For a closed curve in the plane, the area form is $d\omega=dx\wedge dy$. So the area of $M$ is just the region bounded by $\partial M$ - the closed, simple curve. Therefore for any $\omega$ such that $d\omega = dx\wedge dy$ you can find the area by integrating $\omega$ on the curve $\partial M$, here are some examples: $$Area = \int_M dx\wedge dy = \int_{\partial M}x dy = -\int_{\partial M}ydx = \frac{1}{2}\int_{\partial M}xdy - ydx$$
Let $D$ be the interior of the simple closed curve $\mathcal{C}$. Then we are after $$ A = \iint_D 1\ dxdy$$ We need to find some $f(x,y) = (f_1(x,y),f_2(x,y))$ such that $\frac{\partial f_2}{\partial x} - \frac{\partial f_1}{\partial y} = 1$. Observe that $f(x,y) = (0,x)$ does the trick. Then by Green's Theorem, \begin{align} A &= \iint_D 1\ dxdy\\ &= \iint_D \left(\frac{\partial f_2}{\partial x} - \frac{\partial f_1}{\partial y}\right)\ dxdy\\ &= \int_\mathcal{C} (f_1dx + f_2dy)\\ &= \int_\mathcal{C} x\ dy \end{align} And the other equality is got by defining a different $f(x,y)$ (I'll won't spoil the fun for you there).

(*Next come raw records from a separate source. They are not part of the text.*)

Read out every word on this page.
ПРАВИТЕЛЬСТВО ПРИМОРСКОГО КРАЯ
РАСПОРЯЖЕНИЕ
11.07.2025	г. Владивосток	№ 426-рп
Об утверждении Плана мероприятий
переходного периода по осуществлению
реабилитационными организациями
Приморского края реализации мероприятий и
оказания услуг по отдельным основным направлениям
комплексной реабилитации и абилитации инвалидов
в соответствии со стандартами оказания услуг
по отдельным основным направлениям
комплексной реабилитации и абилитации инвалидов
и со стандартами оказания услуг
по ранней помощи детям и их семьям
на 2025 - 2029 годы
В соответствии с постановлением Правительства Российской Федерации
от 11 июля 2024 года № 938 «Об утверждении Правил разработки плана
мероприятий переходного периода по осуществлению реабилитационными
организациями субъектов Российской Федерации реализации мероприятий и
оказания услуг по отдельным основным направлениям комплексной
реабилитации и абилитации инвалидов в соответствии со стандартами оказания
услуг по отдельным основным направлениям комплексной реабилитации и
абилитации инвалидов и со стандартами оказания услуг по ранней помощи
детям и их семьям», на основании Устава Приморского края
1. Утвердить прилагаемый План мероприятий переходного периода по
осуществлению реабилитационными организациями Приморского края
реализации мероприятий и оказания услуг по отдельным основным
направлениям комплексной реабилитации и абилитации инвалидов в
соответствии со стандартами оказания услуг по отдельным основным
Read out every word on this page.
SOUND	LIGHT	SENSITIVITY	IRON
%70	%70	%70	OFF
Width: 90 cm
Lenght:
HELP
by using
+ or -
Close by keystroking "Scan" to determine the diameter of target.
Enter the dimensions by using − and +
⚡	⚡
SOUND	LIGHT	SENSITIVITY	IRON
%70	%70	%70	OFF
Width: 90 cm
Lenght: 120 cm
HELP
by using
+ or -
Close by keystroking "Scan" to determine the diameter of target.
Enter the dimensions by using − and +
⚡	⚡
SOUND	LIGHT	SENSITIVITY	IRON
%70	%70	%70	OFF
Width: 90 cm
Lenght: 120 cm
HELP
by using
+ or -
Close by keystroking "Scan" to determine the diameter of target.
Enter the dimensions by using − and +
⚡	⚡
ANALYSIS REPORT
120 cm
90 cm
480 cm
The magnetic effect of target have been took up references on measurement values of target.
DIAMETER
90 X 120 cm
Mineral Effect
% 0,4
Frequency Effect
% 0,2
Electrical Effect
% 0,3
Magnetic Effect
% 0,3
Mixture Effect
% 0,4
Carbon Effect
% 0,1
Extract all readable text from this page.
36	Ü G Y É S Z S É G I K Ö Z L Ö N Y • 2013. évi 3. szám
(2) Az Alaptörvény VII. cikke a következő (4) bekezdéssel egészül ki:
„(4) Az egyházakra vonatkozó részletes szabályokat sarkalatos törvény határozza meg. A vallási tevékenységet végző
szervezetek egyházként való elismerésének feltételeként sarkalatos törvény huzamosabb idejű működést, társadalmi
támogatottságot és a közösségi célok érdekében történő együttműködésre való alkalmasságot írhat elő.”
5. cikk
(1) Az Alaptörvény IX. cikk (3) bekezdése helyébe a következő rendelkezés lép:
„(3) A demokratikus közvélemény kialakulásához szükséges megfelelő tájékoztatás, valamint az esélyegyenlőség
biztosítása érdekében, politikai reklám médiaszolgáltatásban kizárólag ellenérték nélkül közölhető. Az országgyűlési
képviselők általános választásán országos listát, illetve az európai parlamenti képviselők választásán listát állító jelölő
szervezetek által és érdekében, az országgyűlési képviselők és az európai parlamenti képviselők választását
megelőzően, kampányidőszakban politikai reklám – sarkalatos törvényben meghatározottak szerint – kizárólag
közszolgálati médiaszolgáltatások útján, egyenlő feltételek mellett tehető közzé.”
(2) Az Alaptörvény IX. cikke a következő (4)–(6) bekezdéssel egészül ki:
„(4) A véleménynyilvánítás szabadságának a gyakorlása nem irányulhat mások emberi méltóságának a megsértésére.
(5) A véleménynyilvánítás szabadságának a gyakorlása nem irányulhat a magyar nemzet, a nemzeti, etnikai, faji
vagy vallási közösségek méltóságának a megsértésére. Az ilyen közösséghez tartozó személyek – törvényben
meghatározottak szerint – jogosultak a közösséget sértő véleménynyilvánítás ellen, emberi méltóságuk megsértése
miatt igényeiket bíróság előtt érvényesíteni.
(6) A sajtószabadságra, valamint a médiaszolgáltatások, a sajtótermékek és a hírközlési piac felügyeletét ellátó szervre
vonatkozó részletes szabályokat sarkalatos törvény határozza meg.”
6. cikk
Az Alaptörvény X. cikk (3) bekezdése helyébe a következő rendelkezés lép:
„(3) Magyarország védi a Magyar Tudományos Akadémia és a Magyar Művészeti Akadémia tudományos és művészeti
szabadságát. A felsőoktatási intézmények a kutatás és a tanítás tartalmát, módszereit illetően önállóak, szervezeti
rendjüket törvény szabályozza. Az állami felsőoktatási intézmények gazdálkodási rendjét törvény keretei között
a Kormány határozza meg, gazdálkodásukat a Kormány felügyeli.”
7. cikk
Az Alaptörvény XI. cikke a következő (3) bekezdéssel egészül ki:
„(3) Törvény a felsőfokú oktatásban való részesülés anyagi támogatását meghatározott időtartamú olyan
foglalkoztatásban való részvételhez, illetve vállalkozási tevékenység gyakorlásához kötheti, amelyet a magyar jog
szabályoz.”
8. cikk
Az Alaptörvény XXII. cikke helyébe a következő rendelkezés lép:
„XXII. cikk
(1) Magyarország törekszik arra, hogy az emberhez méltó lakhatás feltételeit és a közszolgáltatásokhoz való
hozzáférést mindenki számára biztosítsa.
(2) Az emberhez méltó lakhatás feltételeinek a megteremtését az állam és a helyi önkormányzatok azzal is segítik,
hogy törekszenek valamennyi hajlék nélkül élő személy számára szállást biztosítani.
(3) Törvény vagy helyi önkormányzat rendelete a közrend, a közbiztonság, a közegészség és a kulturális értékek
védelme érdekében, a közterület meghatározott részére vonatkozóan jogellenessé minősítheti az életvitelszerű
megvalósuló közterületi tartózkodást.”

EDIT: Let's illustrate this integral on the area of a cirlce of radius $r$. Let $\mathcal{C}$ be the curve parametrized by $\mathbf{r}(t) = (r\cos(t),r\sin(t)), 0 \le t < 2\pi$.
Then, \begin{align} A &= \int_\mathcal{C} x dy \\ &= \int_0^{2\pi} (r\cos(t))\frac{dy}{dt} dt\\ &= r^2 \int_0^{2\pi} \cos(t)\cos(t) dt\\ &= r^2 \int_0^{2\pi} \frac{1}{2}(1 + \cos(2t)) dt\\ &= \frac{1}{2}r^2 \left[t + \frac{1}{2}\sin(2t) \right|_0^{2\pi}\\ &= \pi r^2 \end{align} as expected!